46 White Space and Compression

When WebCenter Sites streams a text page, the page may contain a significant amount of white space (spaces, carriage returns and tabs) that have no effect on the data that is consumed by the client. The white space is visible when the source code is viewed by the consumer, and this is not desirable. Furthermore, excessive white space needlessly increases the size of the response, which ultimately increases bandwidth use. Consequently, it is beneficial to eliminate white space whenever possible.

This chapter contains the following sections:

46.1 White Space and JSP

The JSP specification requires that all white space be preserved. Thus, a page that looks like this:

<%@ page import="my class name"%> 
<%@ page import="my class 2"%> 
<cs:ftcs> 
<p>Hello world!</p> 
</cs:ftcs>

will have three carriage returns and a tab preceding the <p> because the text is displayed on third line after the JSP has been interpreted. With more complicated pages, the problem is compounded.

46.2 White Space and XML

WebCenter Sites's XML processing language, being a proprietary set of xml-compliant tags, does not adhere to the white space preserving rules of JSP. As such, a WebCenter Sites XML page like this:

<? XML version 1.0 ?> 
<FTCS> 
<p>Hello World!</p> 
</FTCS>

will display <p> as the first characters of output, because our xml parser will strip all of the white space (unless xml debug is enabled, in which case all the white space is preserved).

46.3 Compression

Because white space is an artifact of writing well-formatted code, its presence is an unfortunate side effect of programming practices that benefit the developer. The impact on the consumer and the customer is minimal except for bandwidth. To address bandwidth, the output of all text-based pages can be compressed. Compressing the output is done on the server-side, and decompression is done by the consumer's user-agent (browser). The compression/decompression is completely transparent to the end user. This sort of compression can yield up to an 80% reduction in bandwidth use. One commonly-used compression mechanism is the mod-gzip extension to the Apache web server. This module will automatically gzip all output to the user agent provided that it can decompress it. Configuration is minimal and its effectiveness is quite high. It can be obtained from SourceForge (http://sourceforge.net/projects/mod-gzip/). Similar tools are available for other common web servers such as IIS.
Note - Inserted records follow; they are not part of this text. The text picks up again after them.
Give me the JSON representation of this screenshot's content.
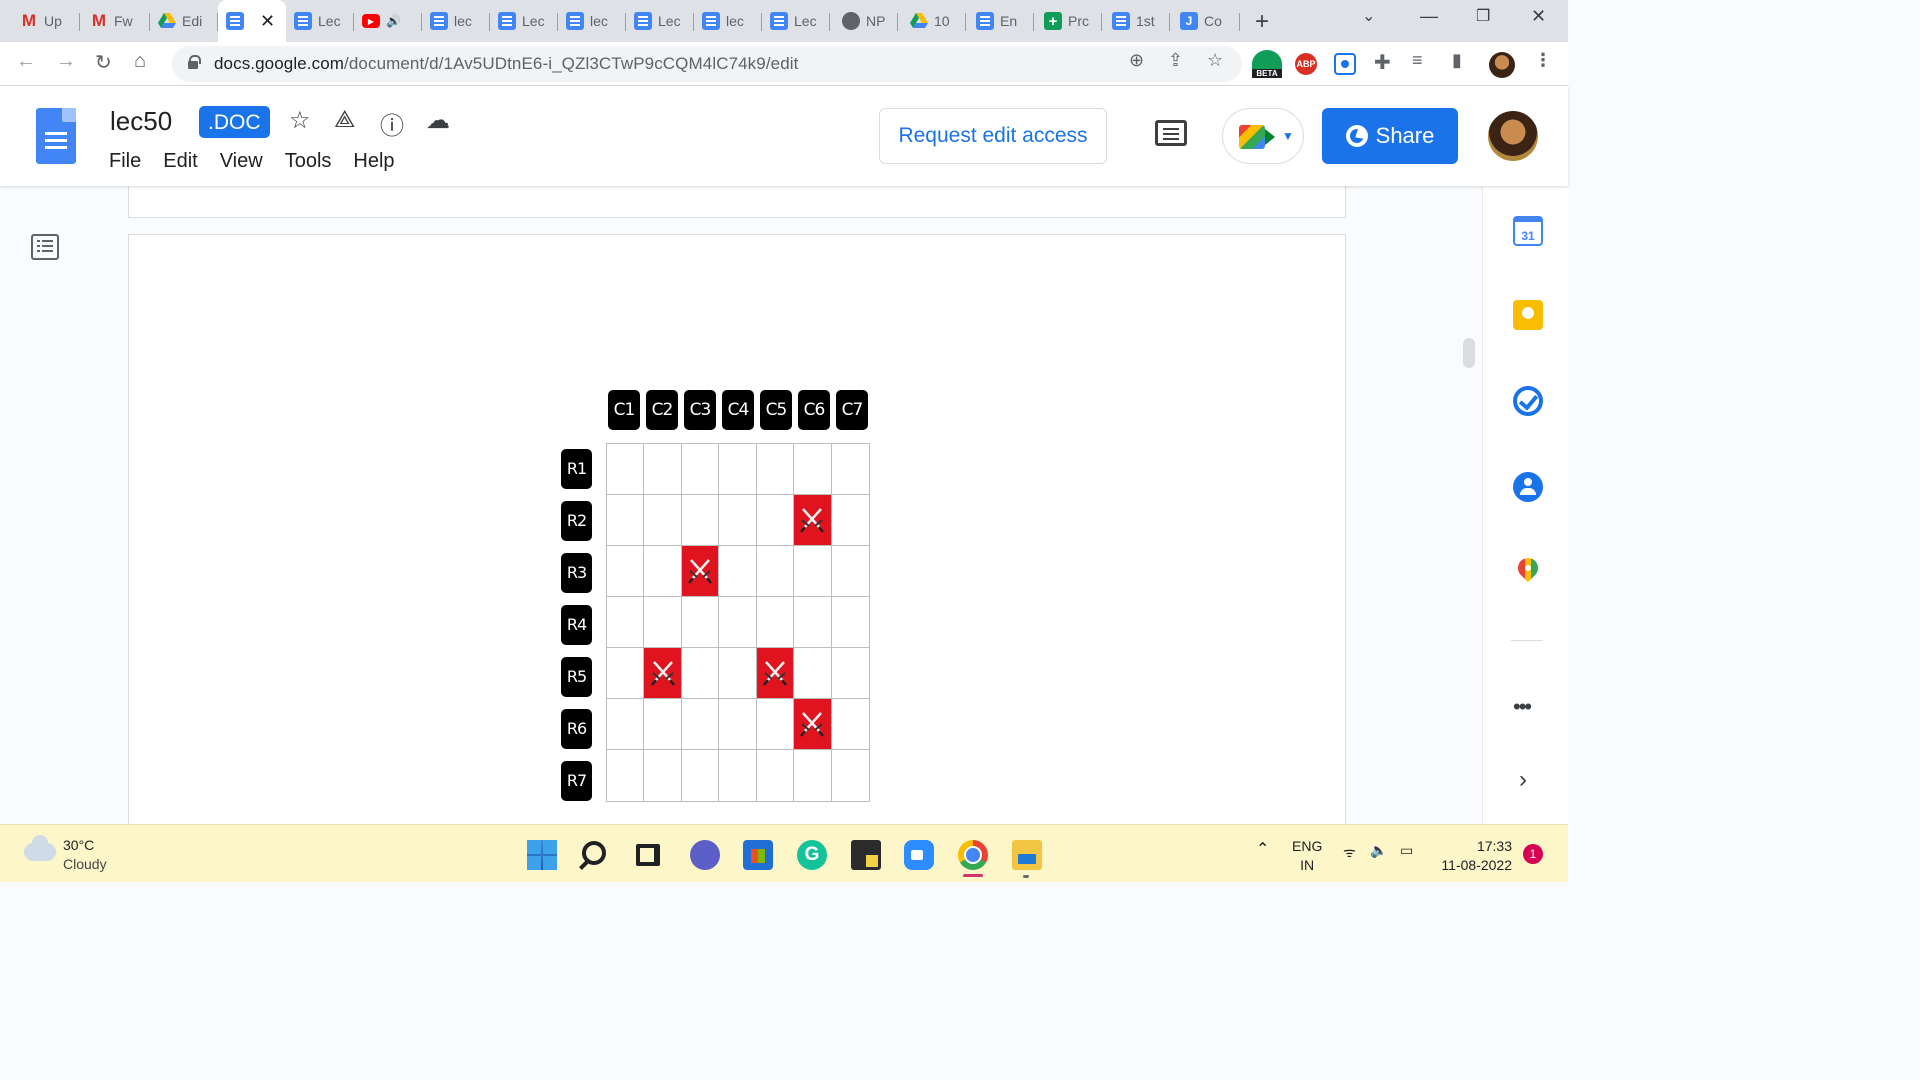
{
  "browser": {
    "tabs": [
      {
        "label": "Up",
        "icon": "gmail-icon"
      },
      {
        "label": "Fw",
        "icon": "gmail-icon"
      },
      {
        "label": "Edi",
        "icon": "drive-icon"
      },
      {
        "label": "",
        "icon": "docs-icon",
        "active": true
      },
      {
        "label": "Lec",
        "icon": "docs-icon"
      },
      {
        "label": "",
        "icon": "youtube-icon"
      },
      {
        "label": "lec",
        "icon": "docs-icon"
      },
      {
        "label": "Lec",
        "icon": "docs-icon"
      },
      {
        "label": "lec",
        "icon": "docs-icon"
      },
      {
        "label": "Lec",
        "icon": "docs-icon"
      },
      {
        "label": "lec",
        "icon": "docs-icon"
      },
      {
        "label": "Lec",
        "icon": "docs-icon"
      },
      {
        "label": "NP",
        "icon": "globe-icon"
      },
      {
        "label": "10",
        "icon": "drive-icon"
      },
      {
        "label": "En",
        "icon": "docs-icon"
      },
      {
        "label": "Prc",
        "icon": "sheets-icon"
      },
      {
        "label": "1st",
        "icon": "docs-icon"
      },
      {
        "label": "Co",
        "icon": "j-icon"
      }
    ],
    "url_host": "docs.google.com",
    "url_path": "/document/d/1Av5UDtnE6-i_QZl3CTwP9cCQM4lC74k9/edit",
    "ext_beta_label": "BETA",
    "ext_abp_label": "ABP"
  },
  "docs": {
    "title": "lec50",
    "badge": ".DOC",
    "menu": [
      "File",
      "Edit",
      "View",
      "Tools",
      "Help"
    ],
    "request_edit_label": "Request edit access",
    "share_label": "Share"
  },
  "board": {
    "columns": [
      "C1",
      "C2",
      "C3",
      "C4",
      "C5",
      "C6",
      "C7"
    ],
    "rows": [
      "R1",
      "R2",
      "R3",
      "R4",
      "R5",
      "R6",
      "R7"
    ],
    "marked_cells": [
      [
        1,
        5
      ],
      [
        2,
        2
      ],
      [
        4,
        1
      ],
      [
        4,
        4
      ],
      [
        5,
        5
      ]
    ],
    "mark_color": "#e0141e",
    "mark_icon": "crossed-swords-icon"
  },
  "sidepanel": {
    "calendar_day": "31",
    "more_label": "•••",
    "expand_label": "›"
  },
  "taskbar": {
    "temperature": "30°C",
    "weather": "Cloudy",
    "lang_line1": "ENG",
    "lang_line2": "IN",
    "time": "17:33",
    "date": "11-08-2022",
    "notification_count": "1"
  }
}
Another possibility is to do the compression at the application server layer, and leave the web server alone. This is best done by connecting a standard servlet filter to Satellite Server (or to WebCenter Sites if Satellite Server is not being used). The servlet filter is invoked in a prescribed order prior to and/or after the invocation of the specified servlet, and during invocation it can compress the output prior to sending it to compatible user-agents, exactly the same way mod-gzip works. One such compression filter can be found at SourceForge (http://sourceforge.net/projects/pjl-comp-filter/).
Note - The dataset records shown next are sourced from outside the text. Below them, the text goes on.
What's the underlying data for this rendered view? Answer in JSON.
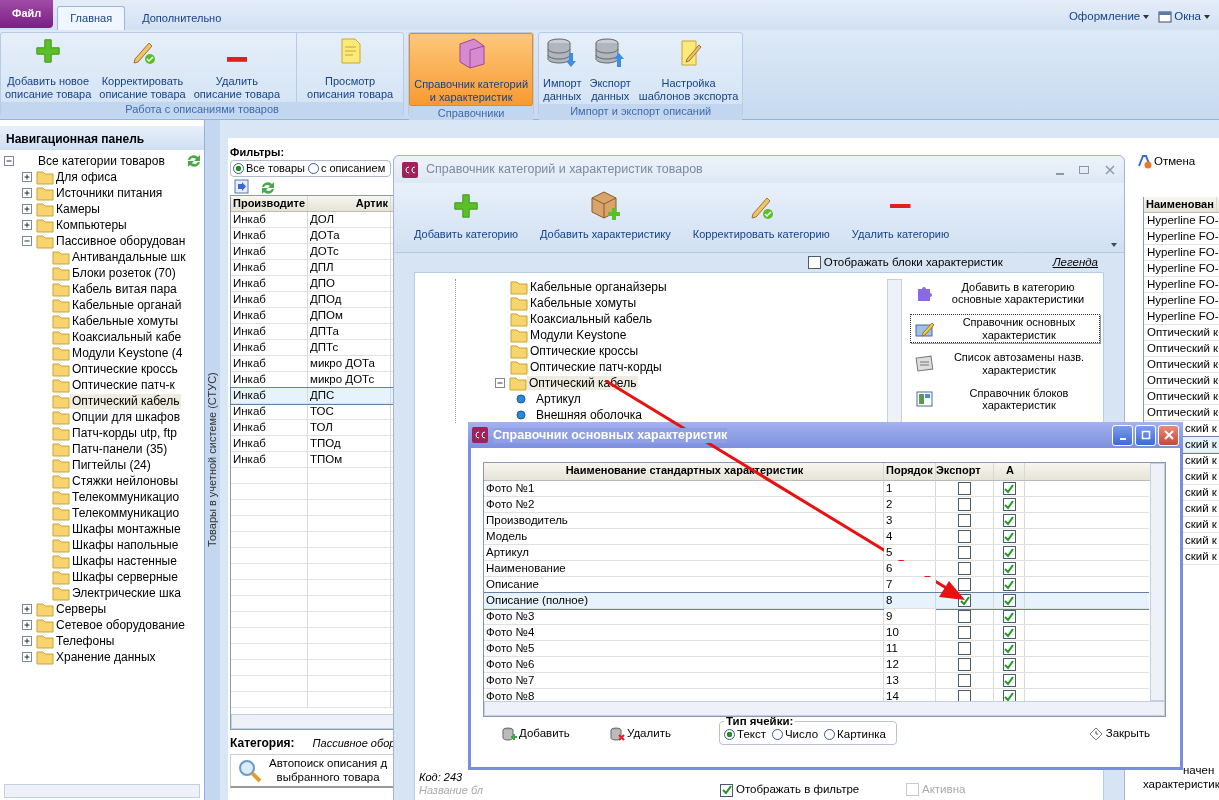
{
  "menu_tabs": [
    {
      "label": "Файл",
      "kind": "file",
      "selected": false
    },
    {
      "label": "Главная",
      "kind": "tab",
      "selected": true
    },
    {
      "label": "Дополнительно",
      "kind": "tab",
      "selected": false
    }
  ],
  "menu_right": [
    {
      "label": "Оформление",
      "kind": "plain"
    },
    {
      "label": "Окна",
      "kind": "window"
    }
  ],
  "ribbon_groups": [
    {
      "label": "Работа с описаниями товаров",
      "buttons": [
        {
          "lines": [
            "Добавить новое",
            "описание товара"
          ],
          "kind": "add",
          "selected": false
        },
        {
          "lines": [
            "Корректировать",
            "описание товара"
          ],
          "kind": "edit",
          "selected": false
        },
        {
          "lines": [
            "Удалить",
            "описание товара"
          ],
          "kind": "remove",
          "selected": false
        },
        {
          "lines": [
            "Просмотр",
            "описания товара"
          ],
          "kind": "view",
          "selected": false
        }
      ]
    },
    {
      "label": "Справочники",
      "buttons": [
        {
          "lines": [
            "Справочник категорий",
            "и характеристик"
          ],
          "kind": "reference",
          "selected": true
        }
      ]
    },
    {
      "label": "Импорт и экспорт описаний",
      "buttons": [
        {
          "lines": [
            "Импорт",
            "данных"
          ],
          "kind": "import",
          "selected": false
        },
        {
          "lines": [
            "Экспорт",
            "данных"
          ],
          "kind": "export",
          "selected": false
        },
        {
          "lines": [
            "Настройка",
            "шаблонов экспорта"
          ],
          "kind": "template",
          "selected": false
        }
      ]
    }
  ],
  "nav": {
    "title": "Навигационная панель",
    "tree": [
      {
        "label": "Все категории товаров",
        "expanded": true,
        "children": [
          {
            "label": "Для офиса",
            "expanded": false,
            "selected": false
          },
          {
            "label": "Источники питания",
            "expanded": false,
            "selected": false
          },
          {
            "label": "Камеры",
            "expanded": false,
            "selected": false
          },
          {
            "label": "Компьютеры",
            "expanded": false,
            "selected": false
          },
          {
            "label": "Пассивное оборудован",
            "expanded": true,
            "selected": false,
            "children": [
              {
                "label": "Антивандальные шк",
                "selected": false
              },
              {
                "label": "Блоки розеток (70)",
                "selected": false
              },
              {
                "label": "Кабель витая пара",
                "selected": false
              },
              {
                "label": "Кабельные органай",
                "selected": false
              },
              {
                "label": "Кабельные хомуты",
                "selected": false
              },
              {
                "label": "Коаксиальный кабе",
                "selected": false
              },
              {
                "label": "Модули Keystone (4",
                "selected": false
              },
              {
                "label": "Оптические кроссь",
                "selected": false
              },
              {
                "label": "Оптические патч-к",
                "selected": false
              },
              {
                "label": "Оптический кабель",
                "selected": true
              },
              {
                "label": "Опции для шкафов",
                "selected": false
              },
              {
                "label": "Патч-корды utp, ftp",
                "selected": false
              },
              {
                "label": "Патч-панели (35)",
                "selected": false
              },
              {
                "label": "Пигтейлы (24)",
                "selected": false
              },
              {
                "label": "Стяжки нейлоновы",
                "selected": false
              },
              {
                "label": "Телекоммуникацио",
                "selected": false
              },
              {
                "label": "Телекоммуникацио",
                "selected": false
              },
              {
                "label": "Шкафы монтажные",
                "selected": false
              },
              {
                "label": "Шкафы напольные",
                "selected": false
              },
              {
                "label": "Шкафы настенные",
                "selected": false
              },
              {
                "label": "Шкафы серверные",
                "selected": false
              },
              {
                "label": "Электрические шка",
                "selected": false
              }
            ]
          },
          {
            "label": "Серверы",
            "expanded": false,
            "selected": false
          },
          {
            "label": "Сетевое оборудование",
            "expanded": false,
            "selected": false
          },
          {
            "label": "Телефоны",
            "expanded": false,
            "selected": false
          },
          {
            "label": "Хранение данных",
            "expanded": false,
            "selected": false
          }
        ]
      }
    ]
  },
  "side_caption": "Товары в учетной системе (СТУС)",
  "main": {
    "filters_label": "Фильтры:",
    "filters": [
      {
        "label": "Все товары",
        "selected": true
      },
      {
        "label": "с описанием",
        "selected": false
      }
    ],
    "columns": [
      "Производите",
      "Артик"
    ],
    "rows": [
      {
        "cells": [
          "Инкаб",
          "ДОЛ"
        ],
        "selected": false
      },
      {
        "cells": [
          "Инкаб",
          "ДОТа"
        ],
        "selected": false
      },
      {
        "cells": [
          "Инкаб",
          "ДОТс"
        ],
        "selected": false
      },
      {
        "cells": [
          "Инкаб",
          "ДПЛ"
        ],
        "selected": false
      },
      {
        "cells": [
          "Инкаб",
          "ДПО"
        ],
        "selected": false
      },
      {
        "cells": [
          "Инкаб",
          "ДПОд"
        ],
        "selected": false
      },
      {
        "cells": [
          "Инкаб",
          "ДПОм"
        ],
        "selected": false
      },
      {
        "cells": [
          "Инкаб",
          "ДПТа"
        ],
        "selected": false
      },
      {
        "cells": [
          "Инкаб",
          "ДПТс"
        ],
        "selected": false
      },
      {
        "cells": [
          "Инкаб",
          "микро ДОТа"
        ],
        "selected": false
      },
      {
        "cells": [
          "Инкаб",
          "микро ДОТс"
        ],
        "selected": false
      },
      {
        "cells": [
          "Инкаб",
          "ДПС"
        ],
        "selected": true
      },
      {
        "cells": [
          "Инкаб",
          "ТОС"
        ],
        "selected": false
      },
      {
        "cells": [
          "Инкаб",
          "ТОЛ"
        ],
        "selected": false
      },
      {
        "cells": [
          "Инкаб",
          "ТПОд"
        ],
        "selected": false
      },
      {
        "cells": [
          "Инкаб",
          "ТПОм"
        ],
        "selected": false
      }
    ],
    "category_label": "Категория:",
    "category_value": "Пассивное обор",
    "autosearch_lines": [
      "Автопоиск описания д",
      "выбранного товара"
    ]
  },
  "right": {
    "cancel": "Отмена",
    "column": "Наименован",
    "rows": [
      {
        "text": "Hyperline FO-",
        "covered": false,
        "selected": false
      },
      {
        "text": "Hyperline FO-",
        "covered": false,
        "selected": false
      },
      {
        "text": "Hyperline FO-",
        "covered": false,
        "selected": false
      },
      {
        "text": "Hyperline FO-",
        "covered": false,
        "selected": false
      },
      {
        "text": "Hyperline FO-",
        "covered": false,
        "selected": false
      },
      {
        "text": "Hyperline FO-",
        "covered": false,
        "selected": false
      },
      {
        "text": "Hyperline FO-",
        "covered": false,
        "selected": false
      },
      {
        "text": "Оптический к",
        "covered": false,
        "selected": false
      },
      {
        "text": "Оптический к",
        "covered": false,
        "selected": false
      },
      {
        "text": "Оптический к",
        "covered": false,
        "selected": false
      },
      {
        "text": "Оптический к",
        "covered": false,
        "selected": false
      },
      {
        "text": "Оптический к",
        "covered": false,
        "selected": false
      },
      {
        "text": "Оптический к",
        "covered": false,
        "selected": false
      },
      {
        "text": "ский к",
        "covered": true,
        "selected": false
      },
      {
        "text": "ский к",
        "covered": true,
        "selected": true
      },
      {
        "text": "ский к",
        "covered": true,
        "selected": false
      },
      {
        "text": "ский к",
        "covered": true,
        "selected": false
      },
      {
        "text": "ский к",
        "covered": true,
        "selected": false
      },
      {
        "text": "ский к",
        "covered": true,
        "selected": false
      },
      {
        "text": "ский к",
        "covered": true,
        "selected": false
      },
      {
        "text": "ский к",
        "covered": true,
        "selected": false
      },
      {
        "text": "ский к",
        "covered": true,
        "selected": false
      }
    ],
    "bottom_lines": [
      "начен",
      "характеристик"
    ]
  },
  "categories_dialog": {
    "title": "Справочник категорий и характеристик товаров",
    "toolbar": [
      {
        "label": "Добавить категорию",
        "kind": "add"
      },
      {
        "label": "Добавить характеристику",
        "kind": "add_characteristic"
      },
      {
        "label": "Корректировать категорию",
        "kind": "edit"
      },
      {
        "label": "Удалить категорию",
        "kind": "remove"
      }
    ],
    "show_blocks": {
      "label": "Отображать блоки характеристик",
      "checked": false
    },
    "legend": "Легенда",
    "tree": [
      {
        "label": "Кабельные органайзеры",
        "selected": false
      },
      {
        "label": "Кабельные хомуты",
        "selected": false
      },
      {
        "label": "Коаксиальный кабель",
        "selected": false
      },
      {
        "label": "Модули Keystone",
        "selected": false
      },
      {
        "label": "Оптические кроссы",
        "selected": false
      },
      {
        "label": "Оптические патч-корды",
        "selected": false
      },
      {
        "label": "Оптический кабель",
        "expanded": true,
        "selected": true,
        "children": [
          {
            "label": "Артикул"
          },
          {
            "label": "Внешняя оболочка"
          }
        ]
      }
    ],
    "actions": [
      {
        "lines": [
          "Добавить в категорию",
          "основные характеристики"
        ],
        "kind": "add_basic",
        "focused": false
      },
      {
        "lines": [
          "Справочник основных",
          "характеристик"
        ],
        "kind": "basic_reference",
        "focused": true
      },
      {
        "lines": [
          "Список автозамены назв.",
          "характеристик"
        ],
        "kind": "autoreplace",
        "focused": false
      },
      {
        "lines": [
          "Справочник блоков",
          "характеристик"
        ],
        "kind": "blocks",
        "focused": false
      }
    ],
    "code": "Код: 243",
    "name_field": {
      "placeholder": "Название бл"
    },
    "show_in_filter": {
      "label": "Отображать в фильтре",
      "checked": true
    },
    "active": {
      "label": "Активна",
      "checked": false,
      "disabled": true
    }
  },
  "chars_dialog": {
    "title": "Справочник основных характеристик",
    "columns": [
      "Наименование стандартных характеристик",
      "Порядок",
      "Экспорт",
      "А"
    ],
    "rows": [
      {
        "name": "Фото №1",
        "order": "1",
        "export": false,
        "a": true,
        "selected": false
      },
      {
        "name": "Фото №2",
        "order": "2",
        "export": false,
        "a": true,
        "selected": false
      },
      {
        "name": "Производитель",
        "order": "3",
        "export": false,
        "a": true,
        "selected": false
      },
      {
        "name": "Модель",
        "order": "4",
        "export": false,
        "a": true,
        "selected": false
      },
      {
        "name": "Артикул",
        "order": "5",
        "export": false,
        "a": true,
        "selected": false
      },
      {
        "name": "Наименование",
        "order": "6",
        "export": false,
        "a": true,
        "selected": false
      },
      {
        "name": "Описание",
        "order": "7",
        "export": false,
        "a": true,
        "selected": false
      },
      {
        "name": "Описание (полное)",
        "order": "8",
        "export": true,
        "a": true,
        "selected": true
      },
      {
        "name": "Фото №3",
        "order": "9",
        "export": false,
        "a": true,
        "selected": false
      },
      {
        "name": "Фото №4",
        "order": "10",
        "export": false,
        "a": true,
        "selected": false
      },
      {
        "name": "Фото №5",
        "order": "11",
        "export": false,
        "a": true,
        "selected": false
      },
      {
        "name": "Фото №6",
        "order": "12",
        "export": false,
        "a": true,
        "selected": false
      },
      {
        "name": "Фото №7",
        "order": "13",
        "export": false,
        "a": true,
        "selected": false
      },
      {
        "name": "Фото №8",
        "order": "14",
        "export": false,
        "a": true,
        "selected": false
      }
    ],
    "add": "Добавить",
    "delete": "Удалить",
    "cell_type": {
      "label": "Тип ячейки:",
      "options": [
        {
          "label": "Текст",
          "selected": true
        },
        {
          "label": "Число",
          "selected": false
        },
        {
          "label": "Картинка",
          "selected": false
        }
      ]
    },
    "close": "Закрыть"
  }
}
If you are interested in compression but need assistance, contact Oracle Consulting Services.

46.4 JSP Design

If compression is not an option, consider altering your JSP pages so that they do not require compression to address the white space problem. This can be done by changing the code above to this:

<%@ page import="my class name" 
%><%@ page import="my class 2" 
%><cs:ftcs><p>Hello world!</p></cs:ftcs>

While this is not as elegant (or readable), it will result in page output without any white space whatsoever prior to the <p> tag. An intermediate solution may be something like this:

<%@ page import="my class name" 
%><%@ page import="my class 2" 
%><cs:ftcs> 
<p>Hello world!</p>
</cs:ftcs>

For extensive examples of how to address white space issues in JSP, refer to our WebServices elements in the ElementCatalog. They are included with WebCenter Sites.